Like all the big vendors with roots deep into the traditional business models Intel still shows signs of wanting to find some way of locking users in to its own technology, even though this runs counter to much of what the Cloud stands for, and is definitely counter to the users’ best benefits.

 

This is particularly noticeable at the client end of the Cloud spectrum, where the company’s tactic is the development of the `client-aware cloud’. Here, every time a client device logs on to the Cloud it will deliver information about itself to the host systems. That could range from basic information about the bandwidth it can send or receive, or the format required when applications deliver services, through to operational security information such as the specific service authentications it has available. Such information could be useful in allowing servers to rapidly configure themselves to accommodate that client’s specific requirements 

 

It could also give an excellent opportunity for exploiting device-to-device recognition and providing consequent operational advantages. Given that Intel is offering processors with V-Pro, a system that allows remote access regardless of the state of the machine, a V-Pro to V-Pro connection between a client and a server could be something worth exploiting.

 

This, of course, is driven by Intel’s fears about thin clients – a market that is growing fast and has huge potential as a core component of Cloud service delivery. It is also a market where Intel does not `dominate’.

 

The company is still a fan of the fat client – a.k.a. the traditional PC – and there is still an important role for such machines. As I have written before, many of the `thin client’ devices seem like essential fashion accessories to be seen with, but when it comes to doing real work are often set aside in favour of a laptop PC. But that situation will change as what constitutes a `thin’ client changes to a range of `right-sized’ clients.

 

It will also change as the availability of remote access to the Cloud becomes both more ubiquitous and more reliable. Then, the right-sized, always-connected client will likely be the death knell of the fat client PC.

 

For now however, a simple rule of thumb can be used: a fat client equals any system required to be used when not connected. For now that still represents a large number of situations.

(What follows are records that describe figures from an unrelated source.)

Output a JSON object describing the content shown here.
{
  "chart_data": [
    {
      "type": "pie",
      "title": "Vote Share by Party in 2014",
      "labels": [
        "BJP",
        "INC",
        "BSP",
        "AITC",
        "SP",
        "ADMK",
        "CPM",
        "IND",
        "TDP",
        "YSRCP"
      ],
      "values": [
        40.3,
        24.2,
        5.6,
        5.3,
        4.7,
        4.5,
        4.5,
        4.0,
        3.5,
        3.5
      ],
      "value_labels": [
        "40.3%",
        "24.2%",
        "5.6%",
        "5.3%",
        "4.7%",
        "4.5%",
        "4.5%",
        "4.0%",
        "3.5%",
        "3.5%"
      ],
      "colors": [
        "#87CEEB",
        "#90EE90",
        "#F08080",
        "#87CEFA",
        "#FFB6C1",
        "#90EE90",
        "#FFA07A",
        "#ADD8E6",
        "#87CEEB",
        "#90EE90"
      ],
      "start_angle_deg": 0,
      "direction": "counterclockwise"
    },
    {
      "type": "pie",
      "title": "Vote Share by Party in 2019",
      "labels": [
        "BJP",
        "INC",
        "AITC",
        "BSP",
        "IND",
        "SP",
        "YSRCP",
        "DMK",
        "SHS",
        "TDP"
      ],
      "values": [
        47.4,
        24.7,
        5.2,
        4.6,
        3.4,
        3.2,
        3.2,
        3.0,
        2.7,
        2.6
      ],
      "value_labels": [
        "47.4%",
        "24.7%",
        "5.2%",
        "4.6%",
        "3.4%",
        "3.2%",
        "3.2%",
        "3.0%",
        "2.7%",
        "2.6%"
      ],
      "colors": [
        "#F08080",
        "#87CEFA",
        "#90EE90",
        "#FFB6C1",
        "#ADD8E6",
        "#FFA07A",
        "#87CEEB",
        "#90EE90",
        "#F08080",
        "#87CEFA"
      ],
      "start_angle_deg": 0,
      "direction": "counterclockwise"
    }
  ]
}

Ironically, despite the fact that online availability is becoming available on trains, planes and the rest, I suspect it will be a while before this stops being premium rate delivery mechanisms where hardly any economy-class users will bother and many company CFOs will find it gives them cause to study executive expenses claims a little too closely.

 

Given some recent famous, and widespread, Cloud service outages anyone who wants to ensure that their input is at least stored somewhere will still want a fat client. Then what they will want is fat bandwidth for uploads and downloads when a connection is required.

 

But Intel is wrong to think it will continue to be the huge market it once was. As a writer my connection with the Cloud can be sporadic – in fact there are times I require it that way so I am not disturbed. I am sure there are many others with a similar requirement. But I am aware I am in a minority and, as the broad spectrum of users grows, that minority will shrink. For Intel to hang its hat too firmly on the fat client will be extremely short-sighted.

 

 Instead it should be promoting the widest possible agnostic connectivity. It should remember that, though it currently stands at a position of great strength in the world of commodity servers for datacentres, the decoupling of operational process from technology stack means that this market can – and probably will - change just as quickly as fat to thin clients.

 

Today it would be unthinkable to suggest that a small, manycore processor maker like Tilera could possibly take serious marketshare from Intel in the server space. But with 100-core devices running Linux at high speed and low power – and devices that can be readily substituted for Intel chips in existing server designs - who is to say that it might be quite an acceptable notion to the large service providers this time next year.